If you've ever wished 84 Charing Cross Road and If on a Winter's Night a Traveler could go on a long, meandering walk through the boroughs of New York at dusk and share their secrets — or maybe you're a normal book lover who doesn't imagine books on really good dates but just needs to break a reading slump — you'll inhale Dear Edna Sloane by Amy Shearn. You might even enjoy all the musing on writing as vocation as well as book publishing realities (and more) in one sitting, as I did. The book is epistolatory and follows a pre-pandemic millennial publishing peon as he searches for an author who made a debut splash back when publishing was more three-martini-lunches than it's present day make-your-own-press-tour. Divided into the two parts, I say to go into the story knowing as little as you can so you can enjoy the journey (if not the main narrator at all times; I scoffed at him a couple of times in the beginning, but perfect narrators are boring, and this one didn't fail to make the interesting choice throughout the book, so.).

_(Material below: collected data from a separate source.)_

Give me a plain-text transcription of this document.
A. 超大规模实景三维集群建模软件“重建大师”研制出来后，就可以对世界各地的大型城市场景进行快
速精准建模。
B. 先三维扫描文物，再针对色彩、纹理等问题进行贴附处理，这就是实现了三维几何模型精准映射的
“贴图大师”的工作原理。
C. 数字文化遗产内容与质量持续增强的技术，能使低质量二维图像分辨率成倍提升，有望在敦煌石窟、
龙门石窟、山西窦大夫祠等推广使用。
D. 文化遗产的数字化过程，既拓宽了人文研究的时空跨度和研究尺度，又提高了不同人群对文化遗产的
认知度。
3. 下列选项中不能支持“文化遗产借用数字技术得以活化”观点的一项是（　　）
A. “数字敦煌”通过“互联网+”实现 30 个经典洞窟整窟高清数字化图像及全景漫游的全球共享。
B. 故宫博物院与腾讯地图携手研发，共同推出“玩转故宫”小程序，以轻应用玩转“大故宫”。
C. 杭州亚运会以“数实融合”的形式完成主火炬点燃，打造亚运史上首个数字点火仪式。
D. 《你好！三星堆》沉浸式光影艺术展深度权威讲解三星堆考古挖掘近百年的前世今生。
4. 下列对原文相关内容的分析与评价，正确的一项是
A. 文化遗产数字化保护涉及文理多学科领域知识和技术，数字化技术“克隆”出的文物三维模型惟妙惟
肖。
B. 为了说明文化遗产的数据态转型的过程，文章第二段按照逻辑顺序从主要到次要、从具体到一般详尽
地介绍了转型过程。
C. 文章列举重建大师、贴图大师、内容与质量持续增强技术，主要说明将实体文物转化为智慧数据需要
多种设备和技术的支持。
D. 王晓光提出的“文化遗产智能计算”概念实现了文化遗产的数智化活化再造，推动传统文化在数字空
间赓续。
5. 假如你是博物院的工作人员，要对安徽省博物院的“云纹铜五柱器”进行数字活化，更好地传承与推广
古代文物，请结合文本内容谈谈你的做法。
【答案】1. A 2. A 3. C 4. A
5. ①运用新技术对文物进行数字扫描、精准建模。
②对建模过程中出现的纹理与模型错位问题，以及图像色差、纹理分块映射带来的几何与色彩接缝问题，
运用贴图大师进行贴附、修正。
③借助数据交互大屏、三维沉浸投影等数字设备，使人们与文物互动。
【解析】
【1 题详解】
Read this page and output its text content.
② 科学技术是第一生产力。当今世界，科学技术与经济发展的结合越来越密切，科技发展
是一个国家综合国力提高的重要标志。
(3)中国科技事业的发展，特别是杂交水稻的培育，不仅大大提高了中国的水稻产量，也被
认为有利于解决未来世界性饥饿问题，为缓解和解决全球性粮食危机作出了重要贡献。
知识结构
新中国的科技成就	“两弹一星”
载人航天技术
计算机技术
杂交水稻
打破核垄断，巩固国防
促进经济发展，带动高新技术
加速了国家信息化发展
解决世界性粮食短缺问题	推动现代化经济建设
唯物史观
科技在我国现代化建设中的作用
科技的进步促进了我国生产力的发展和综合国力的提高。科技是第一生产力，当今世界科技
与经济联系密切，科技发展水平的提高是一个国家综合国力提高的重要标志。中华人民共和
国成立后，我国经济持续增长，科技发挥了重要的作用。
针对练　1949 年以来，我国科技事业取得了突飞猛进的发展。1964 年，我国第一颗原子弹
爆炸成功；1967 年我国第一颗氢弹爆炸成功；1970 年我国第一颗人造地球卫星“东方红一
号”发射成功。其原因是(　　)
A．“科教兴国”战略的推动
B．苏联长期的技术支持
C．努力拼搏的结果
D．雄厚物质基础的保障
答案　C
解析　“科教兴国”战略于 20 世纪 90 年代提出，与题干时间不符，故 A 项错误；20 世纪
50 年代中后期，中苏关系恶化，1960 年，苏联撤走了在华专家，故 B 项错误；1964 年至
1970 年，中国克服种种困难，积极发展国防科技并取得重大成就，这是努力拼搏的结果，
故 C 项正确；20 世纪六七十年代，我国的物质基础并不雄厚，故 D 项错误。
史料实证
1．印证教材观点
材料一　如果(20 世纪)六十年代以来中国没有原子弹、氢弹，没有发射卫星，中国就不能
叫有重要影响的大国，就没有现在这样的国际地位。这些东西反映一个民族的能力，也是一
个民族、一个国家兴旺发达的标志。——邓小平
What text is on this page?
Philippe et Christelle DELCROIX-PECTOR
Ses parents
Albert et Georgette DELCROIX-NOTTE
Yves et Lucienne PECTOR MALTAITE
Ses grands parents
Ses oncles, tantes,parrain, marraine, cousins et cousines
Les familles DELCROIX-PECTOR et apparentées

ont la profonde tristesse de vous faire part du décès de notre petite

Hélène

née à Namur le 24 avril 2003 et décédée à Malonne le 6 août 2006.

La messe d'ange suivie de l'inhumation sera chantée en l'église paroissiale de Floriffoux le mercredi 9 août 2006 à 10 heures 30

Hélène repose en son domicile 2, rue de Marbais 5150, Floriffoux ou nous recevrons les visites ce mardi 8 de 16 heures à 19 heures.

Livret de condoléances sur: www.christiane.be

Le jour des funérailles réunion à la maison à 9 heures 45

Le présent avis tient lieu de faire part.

Dear Edna Sloane pulled off the feat of being not just a book about books but a novel about books that didn't go for any of the easy endings I feared it might while reading it. Did I fist pump when an influence I suspected showed up in text? Reader, I did, and bet you will, too, for we are both of us broken in the same way if you've read this far.
For readers who have read Shearn's earlier work, A Mermaid in Brooklyn, there's a small treat for you as well on page 1. I've yet to read Mermaid as this was my first Shearn, but I was delighted by the find while checking out the author's other work. Personally, my next Shearn will, I hope, be Unseen City, which I missed when it was published in the beginning of the pandemic. Dear Edna Sloane will engage and hang around the brains of anyone who's ever been drawn to a vocation (writing, parenthood, a life well-lived) in a culture that sometimes seems cluttered in clickbait. A thoughtful and fun read!
Thank you Red Hen Press for providing this e-book for review consideration via NetGalley. All opinions are my own.